Predicting a stable outlook for Indian auto sector in 2013, a ratings group has projected almost the same scenario as that of 2012, with a few changes in growth and margin outlook. It expects a low double-digit growth for the commercial vehicle segment and a high single digit rise for passenger vehicle volumes, but has warned that margins pressure for the OEMs to stay due to capacity glut and weak demand.

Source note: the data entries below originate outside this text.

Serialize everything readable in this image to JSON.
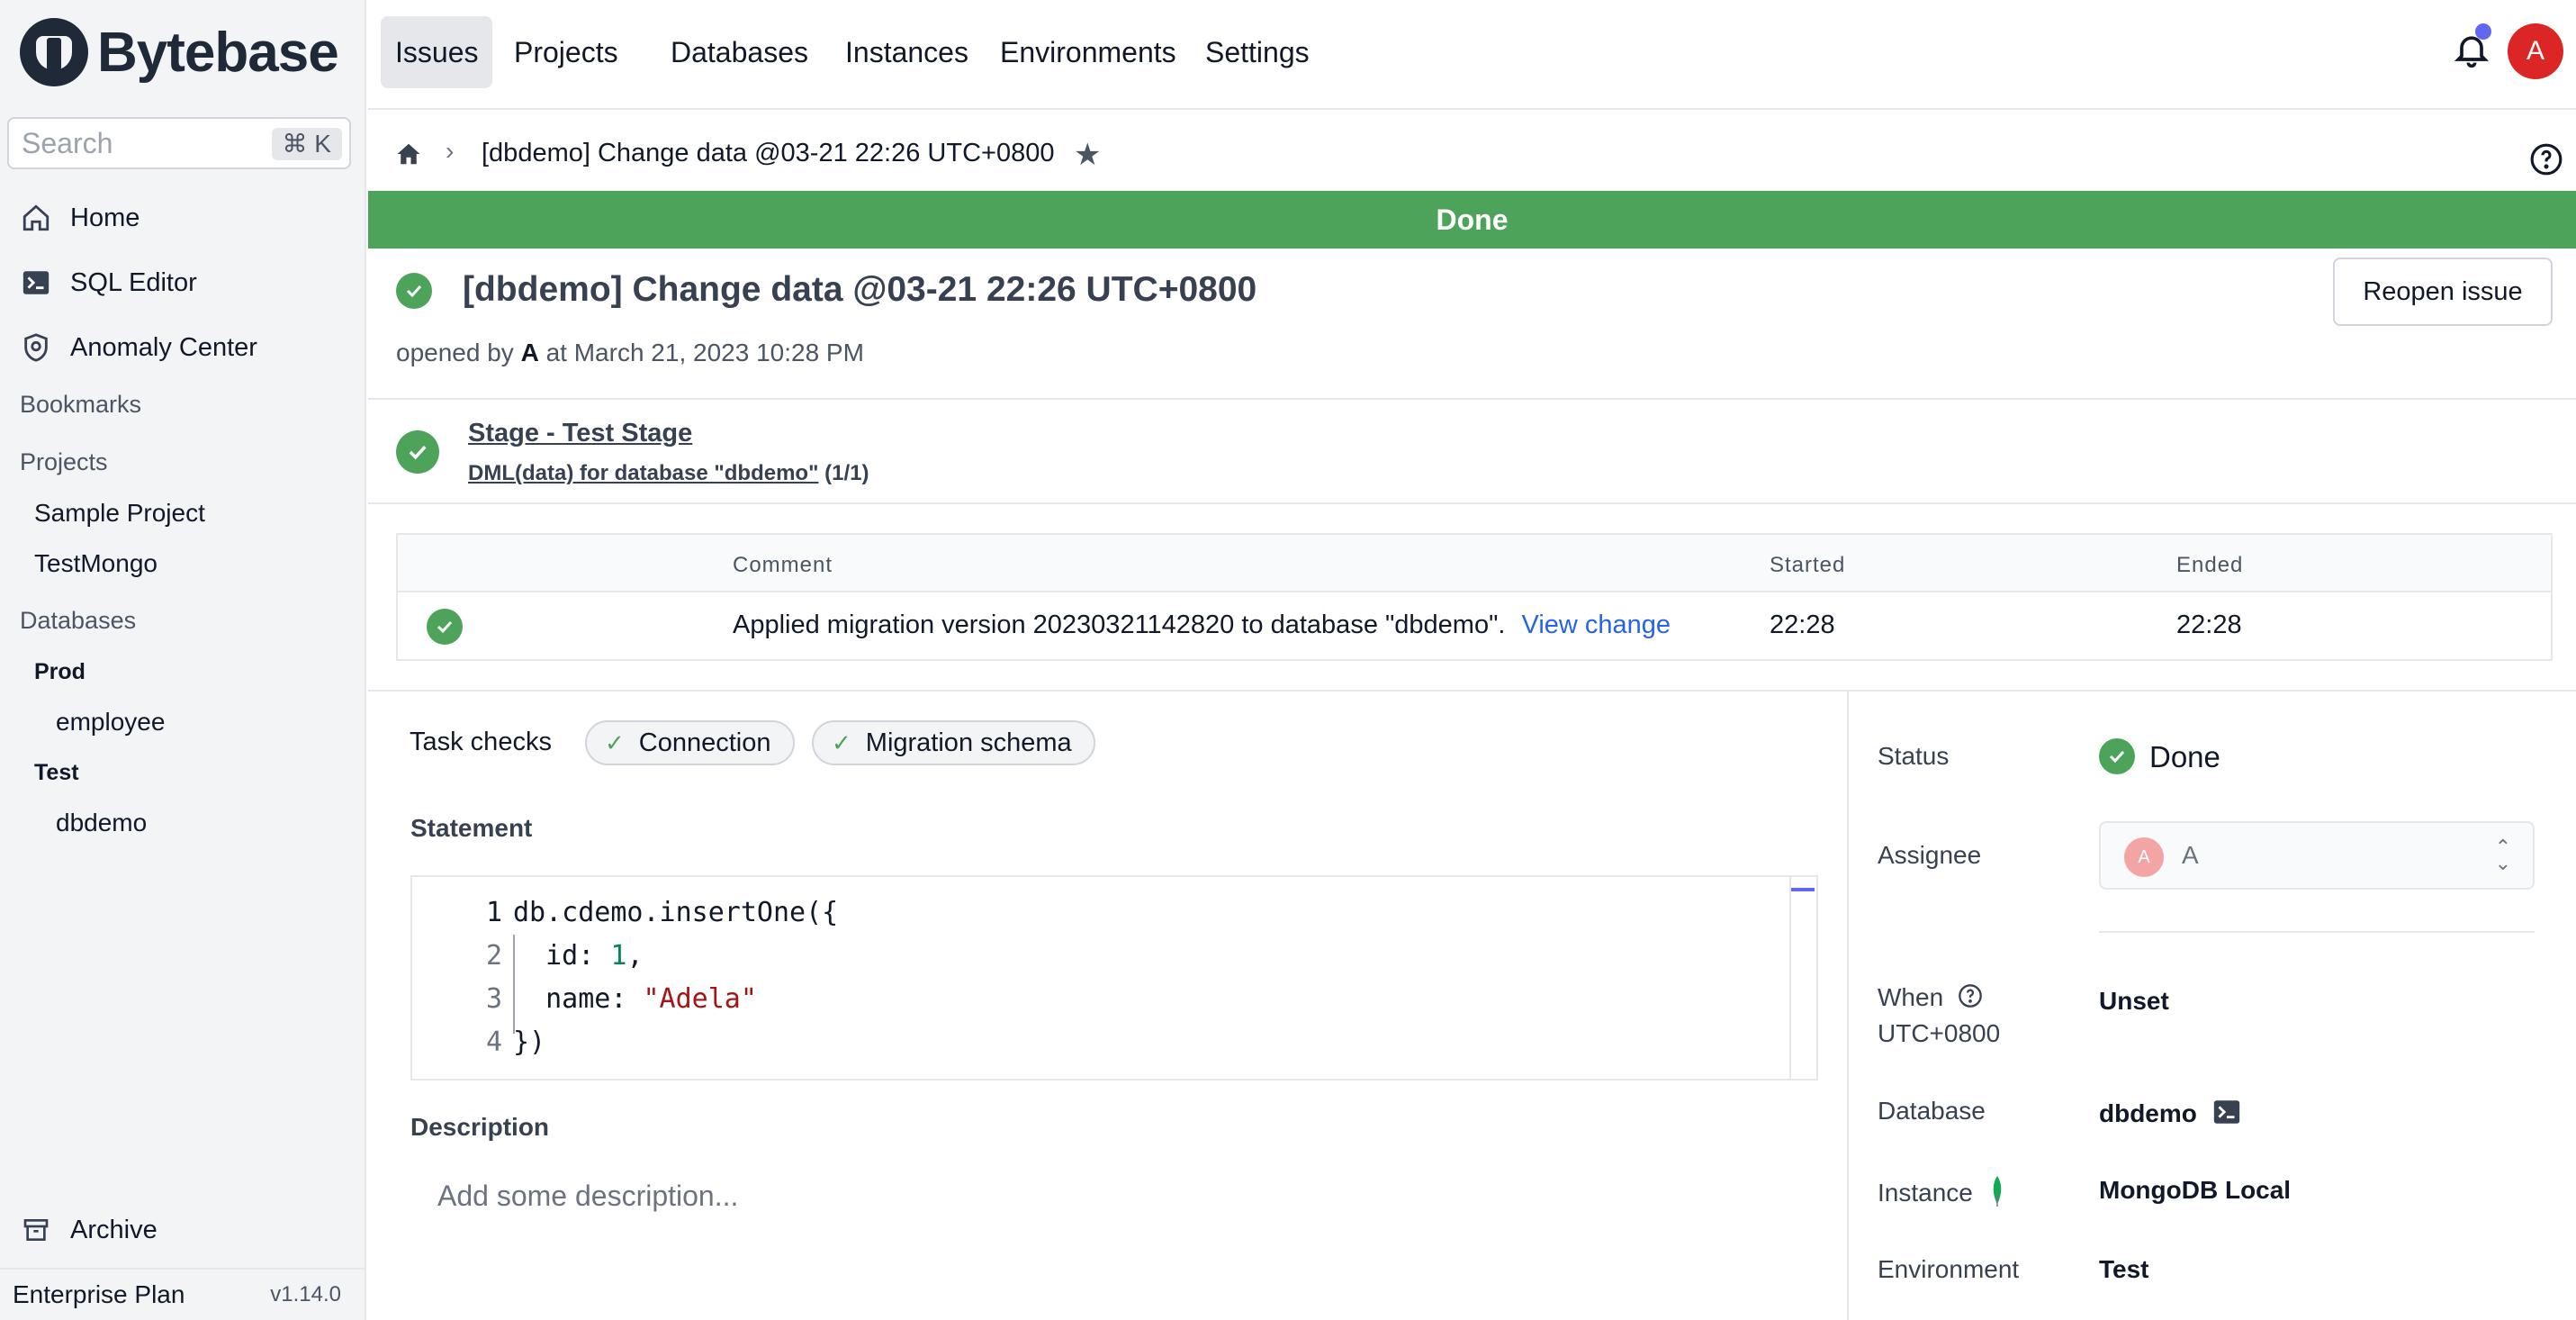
{
  "app": {
    "name": "Bytebase",
    "version": "v1.14.0",
    "plan": "Enterprise Plan"
  },
  "search": {
    "placeholder": "Search",
    "shortcut": "⌘ K"
  },
  "sidebar": {
    "nav": [
      {
        "label": "Home",
        "icon": "home-icon"
      },
      {
        "label": "SQL Editor",
        "icon": "terminal-icon"
      },
      {
        "label": "Anomaly Center",
        "icon": "shield-icon"
      }
    ],
    "bookmarks_label": "Bookmarks",
    "projects_label": "Projects",
    "projects": [
      "Sample Project",
      "TestMongo"
    ],
    "databases_label": "Databases",
    "environments": [
      {
        "name": "Prod",
        "databases": [
          "employee"
        ]
      },
      {
        "name": "Test",
        "databases": [
          "dbdemo"
        ]
      }
    ],
    "archive_label": "Archive"
  },
  "topnav": {
    "tabs": [
      "Issues",
      "Projects",
      "Databases",
      "Instances",
      "Environments",
      "Settings"
    ],
    "active": "Issues",
    "user_initial": "A"
  },
  "breadcrumb": {
    "title": "[dbdemo] Change data @03-21 22:26 UTC+0800"
  },
  "banner": {
    "status": "Done",
    "color": "#4ea35a"
  },
  "issue": {
    "title": "[dbdemo] Change data @03-21 22:26 UTC+0800",
    "opened_prefix": "opened by",
    "opened_by": "A",
    "opened_at": "at March 21, 2023 10:28 PM",
    "reopen_label": "Reopen issue"
  },
  "stage": {
    "title": "Stage - Test Stage",
    "task_link": "DML(data) for database \"dbdemo\"",
    "task_count": "(1/1)"
  },
  "task_table": {
    "headers": {
      "comment": "Comment",
      "started": "Started",
      "ended": "Ended"
    },
    "rows": [
      {
        "comment": "Applied migration version 20230321142820 to database \"dbdemo\".",
        "link": "View change",
        "started": "22:28",
        "ended": "22:28"
      }
    ]
  },
  "task_checks": {
    "label": "Task checks",
    "items": [
      "Connection",
      "Migration schema"
    ]
  },
  "statement": {
    "label": "Statement",
    "lines": [
      "db.cdemo.insertOne({",
      "  id: 1,",
      "  name: \"Adela\"",
      "})"
    ]
  },
  "description": {
    "label": "Description",
    "placeholder": "Add some description..."
  },
  "details": {
    "status_label": "Status",
    "status_value": "Done",
    "assignee_label": "Assignee",
    "assignee_value": "A",
    "when_label": "When",
    "when_tz": "UTC+0800",
    "when_value": "Unset",
    "database_label": "Database",
    "database_value": "dbdemo",
    "instance_label": "Instance",
    "instance_value": "MongoDB Local",
    "environment_label": "Environment",
    "environment_value": "Test"
  }
}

The muted volume growth in the passenger vehicle (PV) and commercial vehicle (CV) segments will continue in 2013 too. Low demand coupled with a capacity overhang (in PVs) and intensifying competition is likely to reduce industry operating margins on average by around 50-100 bps for the CV segment and 150-200 bps for the PV segment. However, as the major auto original equipment manufacturers (OEMs) have low financial leverage, their credit profiles are unlikely to be considerably impacted from a further slight weakening in credit metrics in the year, pointed out the report by the ratings company.

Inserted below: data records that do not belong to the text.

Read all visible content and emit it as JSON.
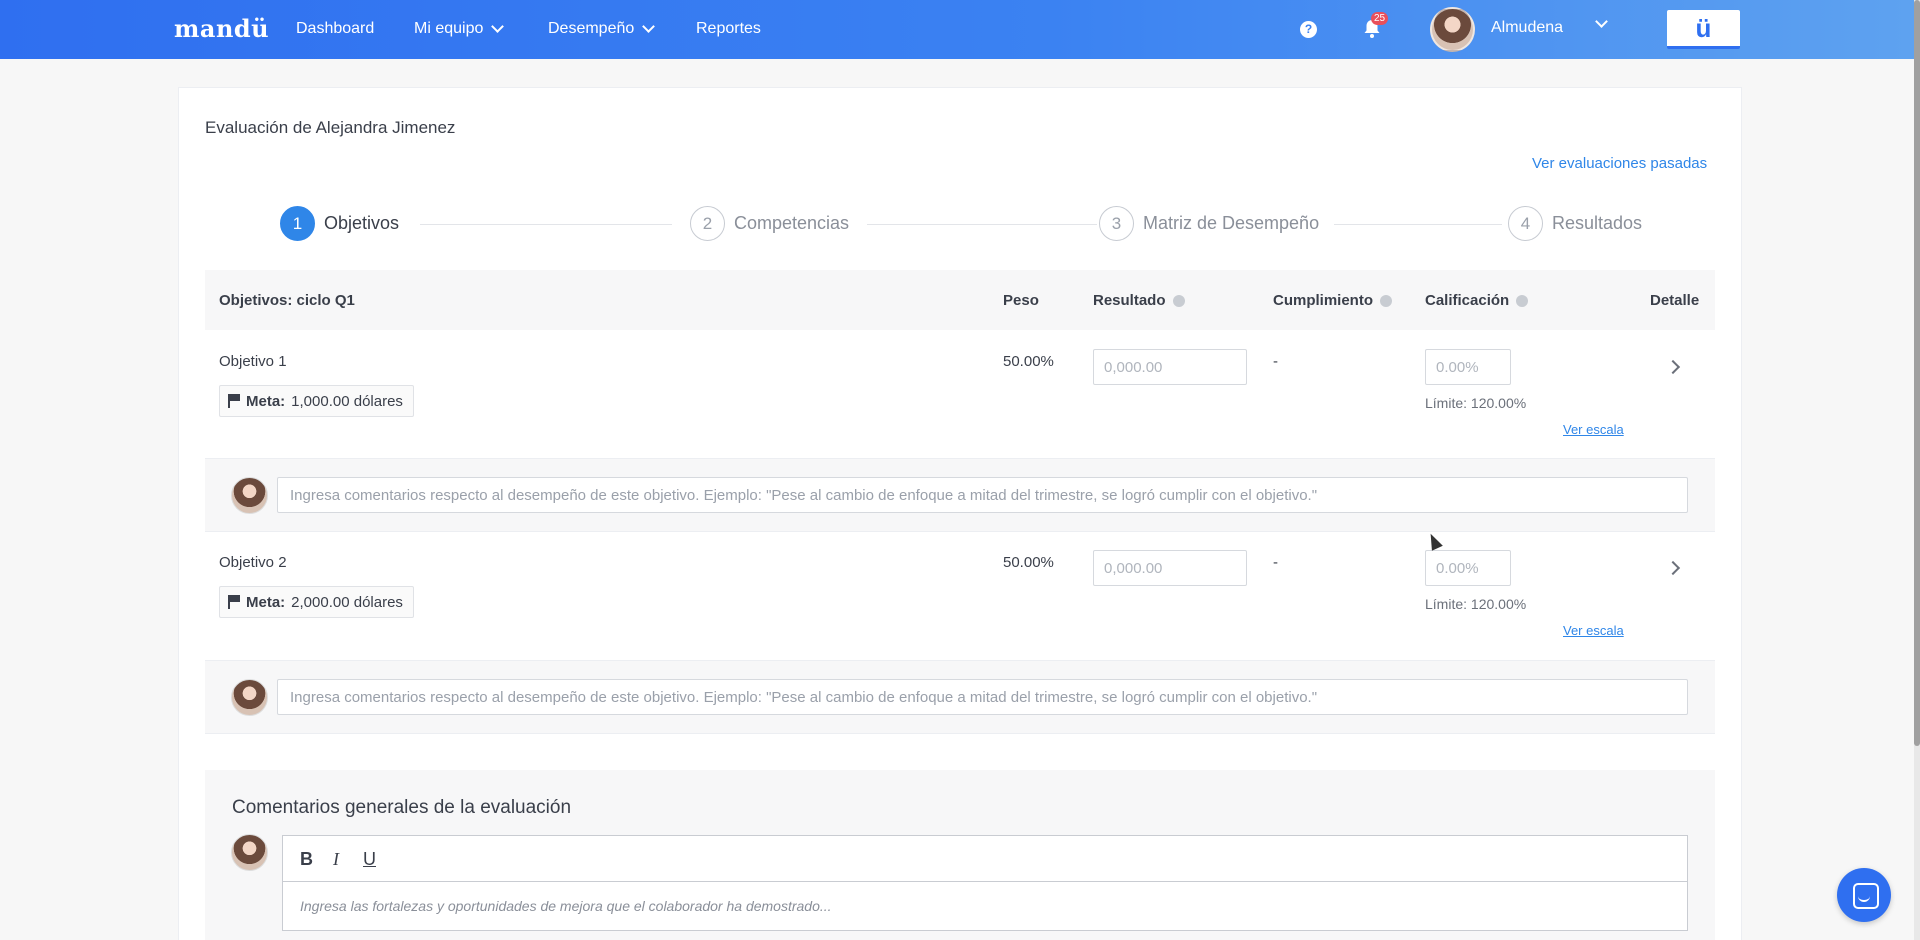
{
  "nav": {
    "logo": "mandü",
    "items": [
      {
        "label": "Dashboard",
        "dropdown": false
      },
      {
        "label": "Mi equipo",
        "dropdown": true
      },
      {
        "label": "Desempeño",
        "dropdown": true
      },
      {
        "label": "Reportes",
        "dropdown": false
      }
    ],
    "help_icon": "question-circle-icon",
    "notifications_count": "25",
    "user_name": "Almudena",
    "brand_button": "ü",
    "accent": "#2f6ff0"
  },
  "page": {
    "title": "Evaluación de Alejandra Jimenez",
    "past_link": "Ver evaluaciones pasadas"
  },
  "steps": [
    {
      "num": "1",
      "label": "Objetivos",
      "active": true
    },
    {
      "num": "2",
      "label": "Competencias",
      "active": false
    },
    {
      "num": "3",
      "label": "Matriz de Desempeño",
      "active": false
    },
    {
      "num": "4",
      "label": "Resultados",
      "active": false
    }
  ],
  "table": {
    "headers": {
      "objetivos": "Objetivos: ciclo Q1",
      "peso": "Peso",
      "resultado": "Resultado",
      "cumplimiento": "Cumplimiento",
      "calificacion": "Calificación",
      "detalle": "Detalle"
    },
    "rows": [
      {
        "name": "Objetivo 1",
        "meta_label": "Meta:",
        "meta_value": "1,000.00 dólares",
        "peso": "50.00%",
        "resultado_placeholder": "0,000.00",
        "cumplimiento": "-",
        "calificacion_placeholder": "0.00%",
        "limite": "Límite: 120.00%",
        "scale_link": "Ver escala",
        "comment_placeholder": "Ingresa comentarios respecto al desempeño de este objetivo. Ejemplo: \"Pese al cambio de enfoque a mitad del trimestre, se logró cumplir con el objetivo.\""
      },
      {
        "name": "Objetivo 2",
        "meta_label": "Meta:",
        "meta_value": "2,000.00 dólares",
        "peso": "50.00%",
        "resultado_placeholder": "0,000.00",
        "cumplimiento": "-",
        "calificacion_placeholder": "0.00%",
        "limite": "Límite: 120.00%",
        "scale_link": "Ver escala",
        "comment_placeholder": "Ingresa comentarios respecto al desempeño de este objetivo. Ejemplo: \"Pese al cambio de enfoque a mitad del trimestre, se logró cumplir con el objetivo.\""
      }
    ]
  },
  "general": {
    "title": "Comentarios generales de la evaluación",
    "toolbar": {
      "bold": "B",
      "italic": "I",
      "underline": "U"
    },
    "placeholder": "Ingresa las fortalezas y oportunidades de mejora que el colaborador ha demostrado..."
  }
}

The overall growth in CVs is expected at 10-11% in 2013, driven by the light commercial vehicle (LCVs) segment that is expected to post YoY volume growth of 13-15%. The projected LCV volume growth rate is lower than the growth rate of 19.4% posted in the January to November period, with the moderation attributed to the likely increase in diesel prices.

Medium and heavy commercial vehicle (MHCV) sales which have a strong correlation with industrial activity, corporate capex and the government spending in infrastructure projects are likely to be exhibit a negative growth of 6-9% in the absence of fiscal and monetary policy actions by the government. Alternatively, increased government spending on infrastructure and other supportive fiscal measures could lead to YoY MHCV volume growth of 3-4% in 2013.

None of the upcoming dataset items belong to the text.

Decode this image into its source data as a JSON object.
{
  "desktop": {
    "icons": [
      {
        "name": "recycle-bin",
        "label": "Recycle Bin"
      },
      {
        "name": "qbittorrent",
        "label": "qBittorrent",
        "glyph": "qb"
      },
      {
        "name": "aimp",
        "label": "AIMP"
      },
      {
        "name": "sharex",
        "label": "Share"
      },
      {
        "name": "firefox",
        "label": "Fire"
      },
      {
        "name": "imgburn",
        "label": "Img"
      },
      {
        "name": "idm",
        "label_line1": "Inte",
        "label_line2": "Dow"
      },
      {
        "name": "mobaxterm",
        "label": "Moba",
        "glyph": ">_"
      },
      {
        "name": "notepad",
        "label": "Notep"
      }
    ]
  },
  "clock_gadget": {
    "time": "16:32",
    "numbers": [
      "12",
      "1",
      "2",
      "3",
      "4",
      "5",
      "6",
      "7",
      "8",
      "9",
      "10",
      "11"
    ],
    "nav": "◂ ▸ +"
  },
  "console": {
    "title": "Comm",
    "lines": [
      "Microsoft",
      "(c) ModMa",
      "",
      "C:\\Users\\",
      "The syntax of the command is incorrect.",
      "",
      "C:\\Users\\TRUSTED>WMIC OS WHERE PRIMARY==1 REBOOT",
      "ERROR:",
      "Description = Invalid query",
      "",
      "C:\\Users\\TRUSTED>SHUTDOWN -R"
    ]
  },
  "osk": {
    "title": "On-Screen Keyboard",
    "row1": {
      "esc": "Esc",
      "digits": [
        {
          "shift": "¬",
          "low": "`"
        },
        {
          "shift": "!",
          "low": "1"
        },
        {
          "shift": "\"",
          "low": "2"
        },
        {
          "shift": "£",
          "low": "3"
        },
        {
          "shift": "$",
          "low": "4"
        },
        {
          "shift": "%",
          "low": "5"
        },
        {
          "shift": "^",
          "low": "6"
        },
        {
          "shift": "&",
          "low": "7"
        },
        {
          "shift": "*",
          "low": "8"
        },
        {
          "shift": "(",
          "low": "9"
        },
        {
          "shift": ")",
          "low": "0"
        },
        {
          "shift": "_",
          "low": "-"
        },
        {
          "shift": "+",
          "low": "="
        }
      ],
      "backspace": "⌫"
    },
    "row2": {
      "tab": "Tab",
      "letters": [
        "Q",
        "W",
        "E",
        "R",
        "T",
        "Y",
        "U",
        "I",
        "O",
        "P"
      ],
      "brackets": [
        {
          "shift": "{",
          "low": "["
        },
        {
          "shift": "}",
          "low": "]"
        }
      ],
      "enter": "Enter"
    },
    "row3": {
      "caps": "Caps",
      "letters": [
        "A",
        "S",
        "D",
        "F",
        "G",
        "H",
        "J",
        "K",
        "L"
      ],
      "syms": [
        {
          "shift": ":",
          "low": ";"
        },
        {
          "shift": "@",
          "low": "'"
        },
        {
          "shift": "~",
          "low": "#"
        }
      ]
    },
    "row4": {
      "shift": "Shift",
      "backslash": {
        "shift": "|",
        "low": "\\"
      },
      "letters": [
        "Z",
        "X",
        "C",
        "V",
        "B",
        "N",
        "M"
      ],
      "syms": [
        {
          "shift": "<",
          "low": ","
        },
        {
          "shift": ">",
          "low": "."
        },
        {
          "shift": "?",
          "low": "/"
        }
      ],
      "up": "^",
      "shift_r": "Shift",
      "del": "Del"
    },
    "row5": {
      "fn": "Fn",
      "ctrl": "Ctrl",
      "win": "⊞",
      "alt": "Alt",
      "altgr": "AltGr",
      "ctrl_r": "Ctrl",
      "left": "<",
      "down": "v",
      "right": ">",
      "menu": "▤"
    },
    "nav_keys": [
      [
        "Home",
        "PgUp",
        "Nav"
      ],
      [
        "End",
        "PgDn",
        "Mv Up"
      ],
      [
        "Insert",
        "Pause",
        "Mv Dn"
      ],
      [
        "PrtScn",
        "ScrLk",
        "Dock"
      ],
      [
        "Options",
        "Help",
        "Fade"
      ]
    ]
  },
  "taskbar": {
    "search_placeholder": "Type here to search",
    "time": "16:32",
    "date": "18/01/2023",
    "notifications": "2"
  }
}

PV volumes in the country is expected to grow at 8-9% YoY in 2013, driven mainly by utility vehicles (UVs), which are expected to grow at 30-35%. Cars and vans which contributed 73% and 9% to domestic PV volumes in the January to November would display muted volume growth of 2-3% and 0.5-1.5% YoY, respectively in 2013. While weakening household balance sheets and high interest rates would continue to constrain demand, the likely reduction in price difference between petrol and diesel would also significantly impede revival in demand for diesel cars.

The structural change in the Indian auto industry due to the entry of several OEMs has translated into relentless pressure on operating margins of auto companies. Currently, there are 26 companies in the PV and CV segments and nine in the two-wheeler segment. With demand expected to remain weak in 2013, OEMs' operating margins could see further erosion due to discounts as they grapple with low levels of capacity use.

Operating margins of foreign auto OEMs and JV companies are likely to be under pressure due to limited indigenisation levels. Given the weakening of the rupee against most international currencies in 2012 (and unlikelihood of a significant recovery in exchange rates in 2013), import costs would remain high for these companies, with exports providing only a partial hedge.

Prices of metal commodities which constitute 50-60% of a vehicle's raw material cost on average to remain firm in India in 2013, despite a fall in global prices. This is due to import parity pricing of local manufacturers, and imports of metal commodities continuing to be expensive due to the depreciating rupee. As a result, commodity prices would continue to impact the margins of industry players in 2013. The ratings company believes that the net impact of the above factors to be a 150bps-200bps decline in margins in the PV segment and a 50bps-100bps decline in margins in the CV segment, report said.